JustArts:  Tell me a little bit about your experience with improv performance or performance in general.

Jason Kwan:  I joined Bad Grammer during my sophomore year at Brandeis. I was nervous to audition at first, but I was persuaded by some of my upperclassmen friends who already were in improv groups. It’s been an absolute joy ever since; it’s such an honor to perform with such caring, funny, and supportive people.

JA: What do consider the most important quality for an improv performer?

JK: I think a good improviser should be open-minded and willing to be goofy on stage. No right-minded college student who does comedy in their spare time should think too highly of themselves. If you trust the people who you perform with and have fun doing so, then you can easily become comfortable performing on stage.

JA:  Unlike  many other forms of performances, improv is very much unscripted. How do you prepare for a show?

JK: I prepare for shows by getting plenty of sleep, drinking lots of water, and eating my fruits and vegetables.

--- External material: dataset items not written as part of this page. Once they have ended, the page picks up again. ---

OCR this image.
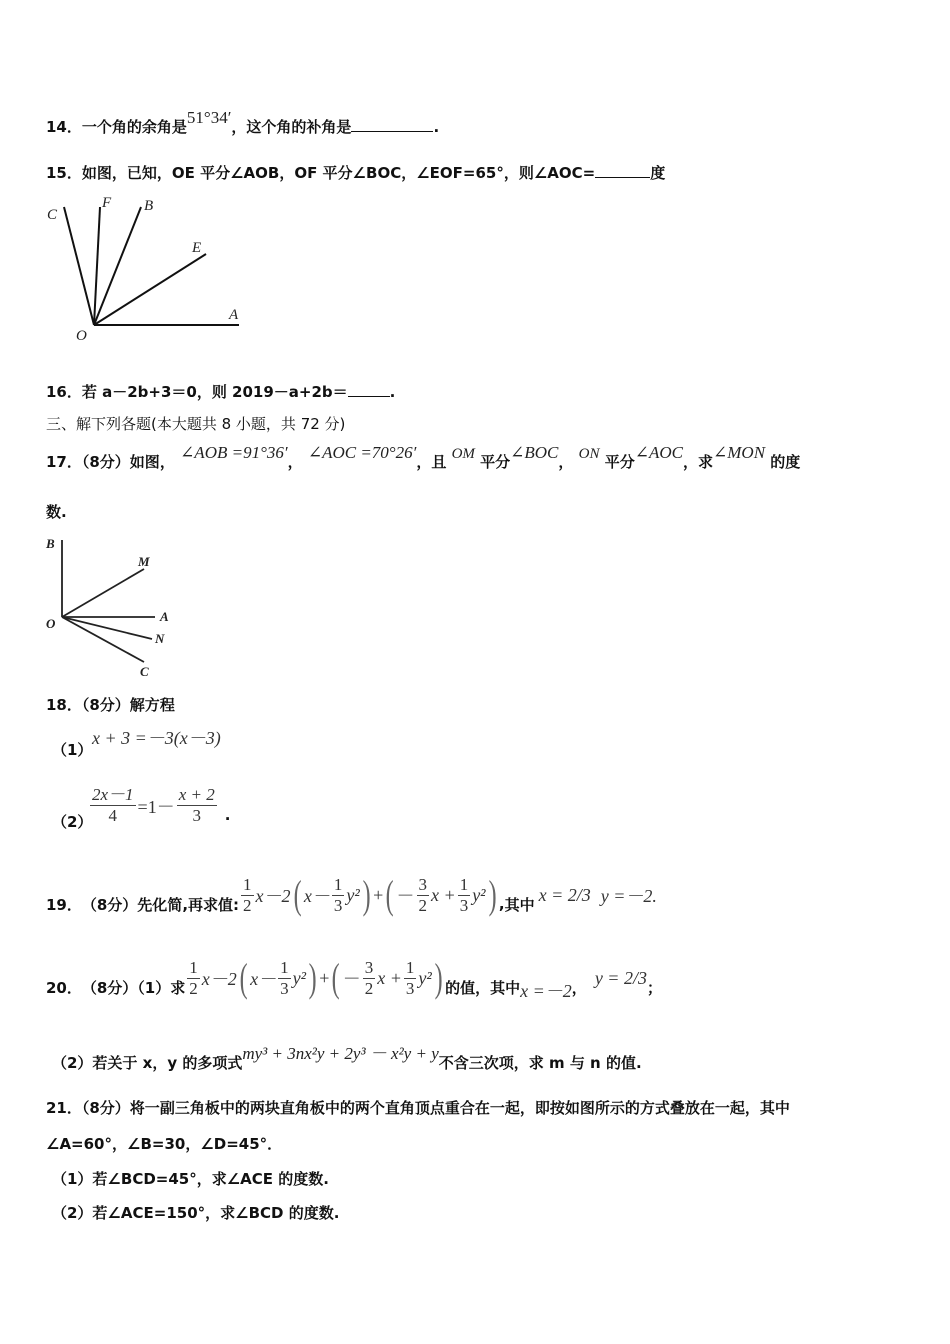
14．一个角的余角是51°34′，这个角的补角是	.
15．如图，已知，OE 平分∠AOB，OF 平分∠BOC，∠EOF=65°，则∠AOC=	度
C
F B
E
A
O
16．若 a－2b+3＝0，则 2019－a+2b＝	.
三、解下列各题(本大题共 8 小题，共 72 分)
17．（8分）如图， ∠AOB =91°36′， ∠AOC =70°26′，且 OM 平分∠BOC， ON 平分∠AOC，求∠MON 的度
数.
B
M
A
N
C
O
18．（8分）解方程
（1）
x + 3 =－3(x－3)
（2）
$\frac{2x-1}{4} =1- \frac{x + 2}{3}$ .
19． （8分）先化简,再求值: $\frac{1}{2} x-2$ ( $x- \frac{1}{3} y^2$ ) + ( － $\frac{3}{2}$ $x + \frac{1}{3} y^2$ ) , 其中 x = 2/3 y =－2.
20． （8分）（1）求 $\frac{1}{2} x-2$ ( $x- \frac{1}{3} y^2$ ) + ( － $\frac{3}{2}$ $x + \frac{1}{3} y^2$ ) 的值，其中 x =－2 ， y = 2/3 ；
（2）若关于 x，y 的多项式my³ + 3nx²y + 2y³ － x²y + y不含三次项，求 m 与 n 的值.
21．（8分）将一副三角板中的两块直角板中的两个直角顶点重合在一起，即按如图所示的方式叠放在一起，其中
∠A=60°，∠B=30，∠D=45°．
（1）若∠BCD=45°，求∠ACE 的度数.
（2）若∠ACE=150°，求∠BCD 的度数.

In the minutes before shows begin, every member of Bad Grammer goes over their goals for the evening and what they hope to accomplish. Then everyone gets a hug because improv is all about support.

JA: It takes more than one person to put on a great show. How do improv performers help each other during a performance when nothing is planned out?  

JK: Improvisers always have each other’s backs, and that means we don’t let ourselves get too caught up in trying to tell a joke. We can count on each other to continue the scene with whatever comes to mind. Trying to force a joke is counterintuitive to the improv process. It’s all about making a scene with the partners you have on stage. 

JA: Many people are hesitant to try improv because of the fear of drawing a blank  in front of a crowd of strangers. Do you have any suggestions for them?

JK: Everyone is funny. Yes, you too. The great thing about improv is that even if you blank on stage, you have another improviser right next to you to continue the scene until you can get back on your feet. Even better, your partner can help you bring out your inherent comedic talent even if you do not initially plan on the scene. Make each other laugh!         

JA: What’s the best reaction you expect from the audience?

JK: The best reactions from the audience is when everyone is having a good time. You don’t need to make everyone in the audience double over in a belly laugh. If they smile, engage with the improvisers, give suggestions, and laugh when a good zinger is told, then that’s all I can ask for.

JA: Is there anything else that you would like to add?

JK: Bad Grammer are the spiciest bois on campus.